Description of key information

NOEC (3 h): 1000 mg/L (OECD 209); read-across

Key value for chemical safety assessment

Additional information

Since no studies investigating the toxicity of Glycerides, C16-18 and C18-unsatd. mono- and di-, citrates (CAS 91052-16-3) to activated sludge microorganisms are available for this endpoint, in accordance to Regulation (EC) No. 1907/2006 Annex XI, 1.5 a read across to the structurally related source substance Glycerides, C16-18 mono-, di- and tri-, hydrogenated, citrates, potassium salts (CAS 91744-38-6) was conducted. The target substance Glycerides, C16-18 and C18-unsatd. mono- and di-, citrates (CAS 91052-16-3) and the source substance Glycerides, C16-18 mono-, di- and tri-, hydrogenated, citrates, potassium salts (CAS 91744-38-6) are considered to be structurally very similar. The difference between both substances is that the source substance is the potassium salt of the target substance.
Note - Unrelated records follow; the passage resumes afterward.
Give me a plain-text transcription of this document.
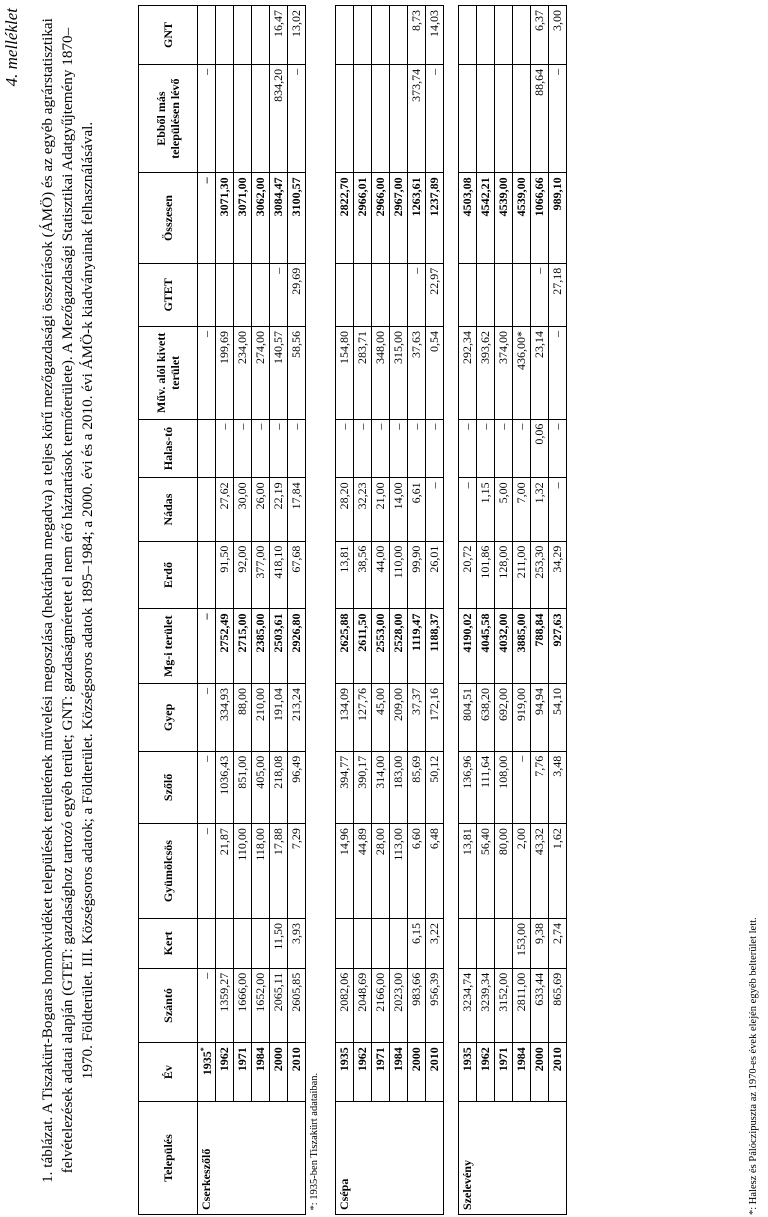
4. melléklet 1. táblázat. A Tiszakürt-Bogaras homokvidéket települések területének művelési megoszlása (hektárban megadva) a teljes körű mezőgazdasági összeírások (ÁMÖ) és az egyéb agrárstatisztikai felvételezések adatai alapján (GTET: gazdasághoz tartozó egyéb terület; GNT: gazdaságméretet el nem érő háztartások termőterülete). A Mezőgazdasági Statisztikai Adatgyűjtemény 1870–1970. Földterület. III. Községsoros adatok; a Földterület. Községsoros adatok 1895–1984; a 2000. évi és a 2010. évi ÁMÖ-k kiadványainak felhasználásával.
Település	Év	Szántó	Kert	Gyümölcsös	Szőlő	Gyep	Mg-i terület	Erdő	Nádas	Halas-tó	Műv. alól kivett terület	GTET	Összesen	Ebből más településen lévő	GNT
Cserkeszőlő	1935*	–		–	–	–	–				–		–	–	
	1962	1359,27		21,87	1036,43	334,93	2752,49	91,50	27,62	–	199,69		3071,30		
	1971	1666,00		110,00	851,00	88,00	2715,00	92,00	30,00	–	234,00		3071,00		
	1984	1652,00		118,00	405,00	210,00	2385,00	377,00	26,00	–	274,00		3062,00		
	2000	2065,11	11,50	17,88	218,08	191,04	2503,61	418,10	22,19	–	140,57	–	3084,47	834,20	16,47
	2010	2605,85	3,93	7,29	96,49	213,24	2926,80	67,68	17,84	–	58,56	29,69	3100,57	–	13,02
*: 1935-ben Tiszakürt adataiban.															
Csépa	1935	2082,06		14,96	394,77	134,09	2625,88	13,81	28,20	–	154,80		2822,70		
	1962	2048,69		44,89	390,17	127,76	2611,50	38,56	32,23	–	283,71		2966,01		
	1971	2166,00		28,00	314,00	45,00	2553,00	44,00	21,00	–	348,00		2966,00		
	1984	2023,00		113,00	183,00	209,00	2528,00	110,00	14,00	–	315,00		2967,00		
	2000	983,66	6,15	6,60	85,69	37,37	1119,47	99,90	6,61	–	37,63	–	1263,61	373,74	8,73
	2010	956,39	3,22	6,48	50,12	172,16	1188,37	26,01	–	–	0,54	22,97	1237,89	–	14,03

Szelevény	1935	3234,74		13,81	136,96	804,51	4190,02	20,72	–	–	292,34		4503,08		
	1962	3239,34		56,40	111,64	638,20	4045,58	101,86	1,15	–	393,62		4542,21		
	1971	3152,00		80,00	108,00	692,00	4032,00	128,00	5,00	–	374,00		4539,00		
	1984	2811,00	153,00	2,00	–	919,00	3885,00	211,00	7,00	–	436,00*		4539,00		
	2000	633,44	9,38	43,32	7,76	94,94	788,84	253,30	1,32	0,06	23,14	–	1066,66	88,64	6,37
	2010	865,69	2,74	1,62	3,48	54,10	927,63	34,29	–	–	–	27,18	989,10	–	3,00
*: Halesz és Pálóczipuszta az 1970-es évek elején egyéb belterület lett.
 Since both substances share common similar functional groups and neither the target nor the source substance consist of any structural alerts leading to a different toxicity profile this read-across is suitable. This read-across is further justified within the analogue justification in IUCLID Section 13. In this case of read-across, the best suited (highest degree of structural similarity, nearest physico-chemical properties) source substance was used for the assessment.
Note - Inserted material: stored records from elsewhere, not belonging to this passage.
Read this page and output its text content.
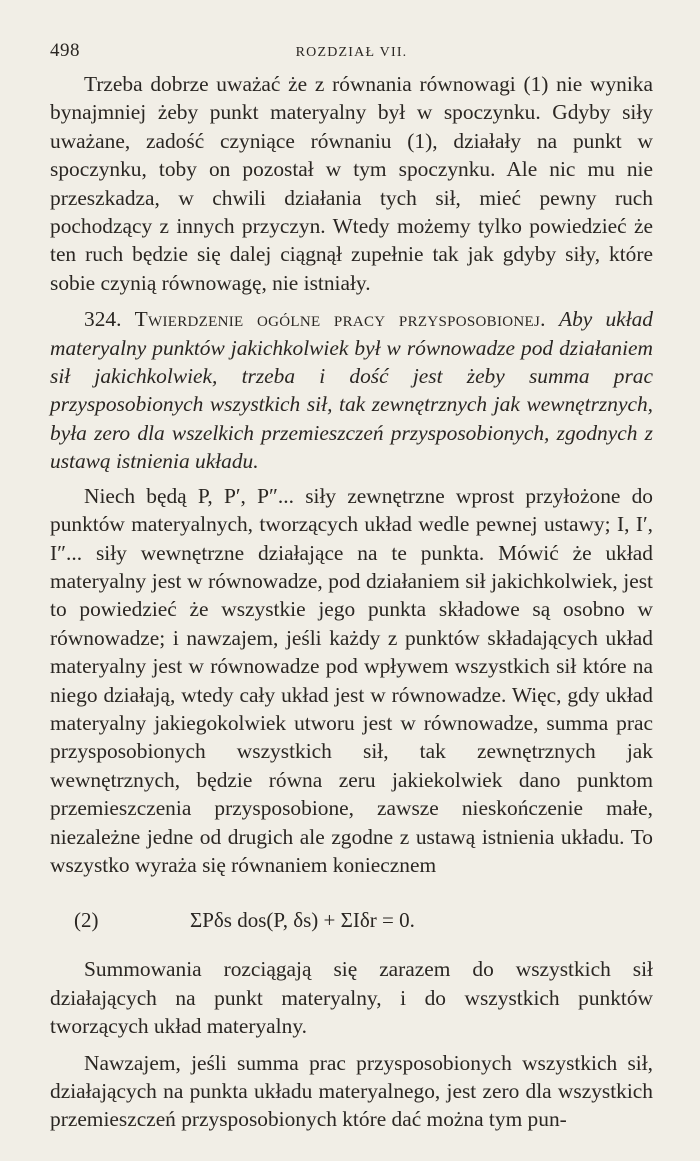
498	ROZDZIAŁ VII.

Trzeba dobrze uważać że z równania równowagi (1) nie wynika bynajmniej żeby punkt materyalny był w spoczynku. Gdyby siły uważane, zadość czyniące równaniu (1), działały na punkt w spoczynku, toby on pozostał w tym spoczynku. Ale nic mu nie przeszkadza, w chwili działania tych sił, mieć pewny ruch pochodzący z innych przyczyn. Wtedy możemy tylko powiedzieć że ten ruch będzie się dalej ciągnął zupełnie tak jak gdyby siły, które sobie czynią równowagę, nie istniały.

324. Twierdzenie ogólne pracy przysposobionej. Aby układ materyalny punktów jakichkolwiek był w równowadze pod działaniem sił jakichkolwiek, trzeba i dość jest żeby summa prac przysposobionych wszystkich sił, tak zewnętrznych jak wewnętrznych, była zero dla wszelkich przemieszczeń przysposobionych, zgodnych z ustawą istnienia układu.

Niech będą P, P′, P″... siły zewnętrzne wprost przyłożone do punktów materyalnych, tworzących układ wedle pewnej ustawy; I, I′, I″... siły wewnętrzne działające na te punkta. Mówić że układ materyalny jest w równowadze, pod działaniem sił jakichkolwiek, jest to powiedzieć że wszystkie jego punkta składowe są osobno w równowadze; i nawzajem, jeśli każdy z punktów składających układ materyalny jest w równowadze pod wpływem wszystkich sił które na niego działają, wtedy cały układ jest w równowadze. Więc, gdy układ materyalny jakiegokolwiek utworu jest w równowadze, summa prac przysposobionych wszystkich sił, tak zewnętrznych jak wewnętrznych, będzie równa zeru jakiekolwiek dano punktom przemieszczenia przysposobione, zawsze nieskończenie małe, niezależne jedne od drugich ale zgodne z ustawą istnienia układu. To wszystko wyraża się równaniem koniecznem

(2)	ΣPδs dos(P, δs) + ΣIδr = 0.

Summowania rozciągają się zarazem do wszystkich sił działających na punkt materyalny, i do wszystkich punktów tworzących układ materyalny.

Nawzajem, jeśli summa prac przysposobionych wszystkich sił, działających na punkta układu materyalnego, jest zero dla wszystkich przemieszczeń przysposobionych które dać można tym pun-
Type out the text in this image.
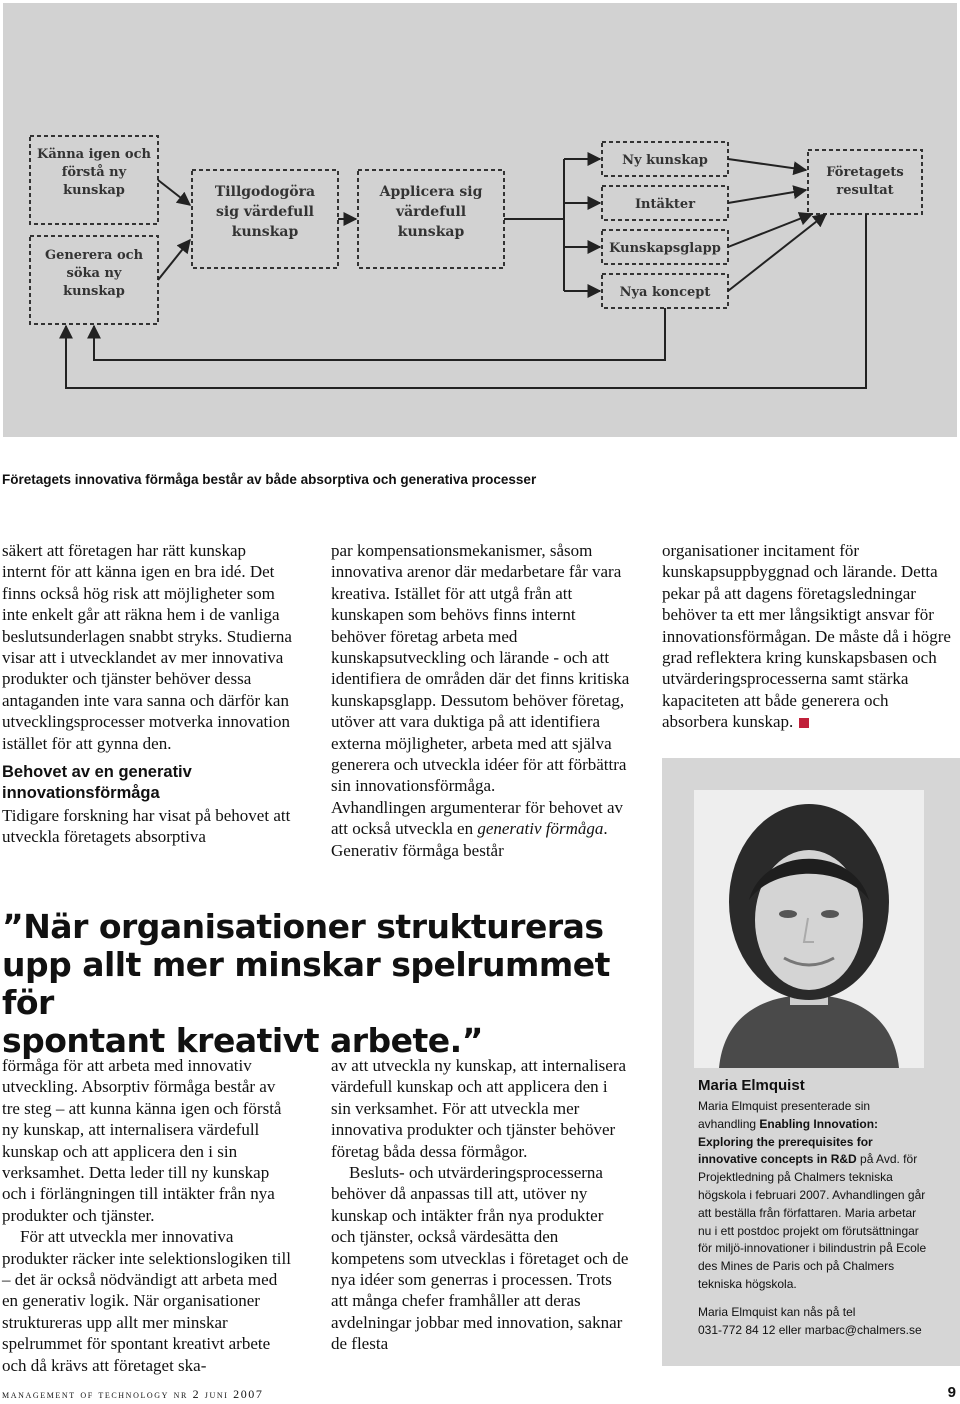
Känna igen och
förstå ny
kunskap
Generera och
söka ny
kunskap
Tillgodogöra
sig värdefull
kunskap
Applicera sig
värdefull
kunskap
Ny kunskap
Intäkter
Kunskapsglapp
Nya koncept
Företagets
resultat
Företagets innovativa förmåga består av både absorptiva och generativa processer

säkert att företagen har rätt kunskap internt för att känna igen en bra idé. Det finns också hög risk att möjligheter som inte enkelt går att räkna hem i de vanliga beslutsunderlagen snabbt stryks. Studierna visar att i utvecklandet av mer innovativa produkter och tjänster behöver dessa antaganden inte vara sanna och därför kan utvecklingsprocesser motverka innovation istället för att gynna den.

Behovet av en generativ innovationsförmåga

Tidigare forskning har visat på behovet att utveckla företagets absorptiva

par kompensationsmekanismer, såsom innovativa arenor där medarbetare får vara kreativa. Istället för att utgå från att kunskapen som behövs finns internt behöver företag arbeta med kunskapsutveckling och lärande - och att identifiera de områden där det finns kritiska kunskapsglapp. Dessutom behöver företag, utöver att vara duktiga på att identifiera externa möjligheter, arbeta med att själva generera och utveckla idéer för att förbättra sin innovationsförmåga.

Avhandlingen argumenterar för behovet av att också utveckla en generativ förmåga. Generativ förmåga består

organisationer incitament för kunskapsuppbyggnad och lärande. Detta pekar på att dagens företagsledningar behöver ta ett mer långsiktigt ansvar för innovationsförmågan. De måste då i högre grad reflektera kring kunskapsbasen och utvärderingsprocesserna samt stärka kapaciteten att både generera och absorbera kunskap.

”När organisationer struktureras

upp allt mer minskar spelrummet för

spontant kreativt arbete.”

förmåga för att arbeta med innovativ utveckling. Absorptiv förmåga består av tre steg – att kunna känna igen och förstå ny kunskap, att internalisera värdefull kunskap och att applicera den i sin verksamhet. Detta leder till ny kunskap och i förlängningen till intäkter från nya produkter och tjänster.

För att utveckla mer innovativa produkter räcker inte selektionslogiken till – det är också nödvändigt att arbeta med en generativ logik. När organisationer struktureras upp allt mer minskar spelrummet för spontant kreativt arbete och då krävs att företaget ska-

av att utveckla ny kunskap, att internalisera värdefull kunskap och att applicera den i sin verksamhet. För att utveckla mer innovativa produkter och tjänster behöver företag båda dessa förmågor.

Besluts- och utvärderingsprocesserna behöver då anpassas till att, utöver ny kunskap och intäkter från nya produkter och tjänster, också värdesätta den kompetens som utvecklas i företaget och de nya idéer som generras i processen. Trots att många chefer framhåller att deras avdelningar jobbar med innovation, saknar de flesta

Maria Elmquist

Maria Elmquist presenterade sin avhandling Enabling Innovation: Exploring the prerequisites for innovative concepts in R&D på Avd. för Projektledning på Chalmers tekniska högskola i februari 2007. Avhandlingen går att beställa från författaren. Maria arbetar nu i ett postdoc projekt om förutsättningar för miljö-innovationer i bilindustrin på Ecole des Mines de Paris och på Chalmers tekniska högskola.

Maria Elmquist kan nås på tel

031-772 84 12 eller marbac@chalmers.se

management of technology nr 2 juni 2007	9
The study available for the read-across substance Glycerides, C16-18 mono-, di- and tri-, hydrogenated, citrates, potassium salts (CAS 91744-38-6) was performed according to OECD 209 (Fiebig, 2012). Activated sludge from a domestic sewage treatment plant was used for testing and incubated for 3 h. The respiration rate was recorded after incubation and no inhibition of respiration was recorded. Instead a stimulation of respiration was measured. Thus, a NOEC (3 h) of 1000 mg/L was derived.

Based on the available result from one structurally related source substance (in accordance to Regulation (EC) No 1907/2006 Annex XI, 1.5) which is characterized by a comparable structure, it can be concluded that Glycerides, C16-18 and C18-unsatd. mono- and di-, citrates will not exhibit inhibit the degradation process in commercial sewage treatment plants.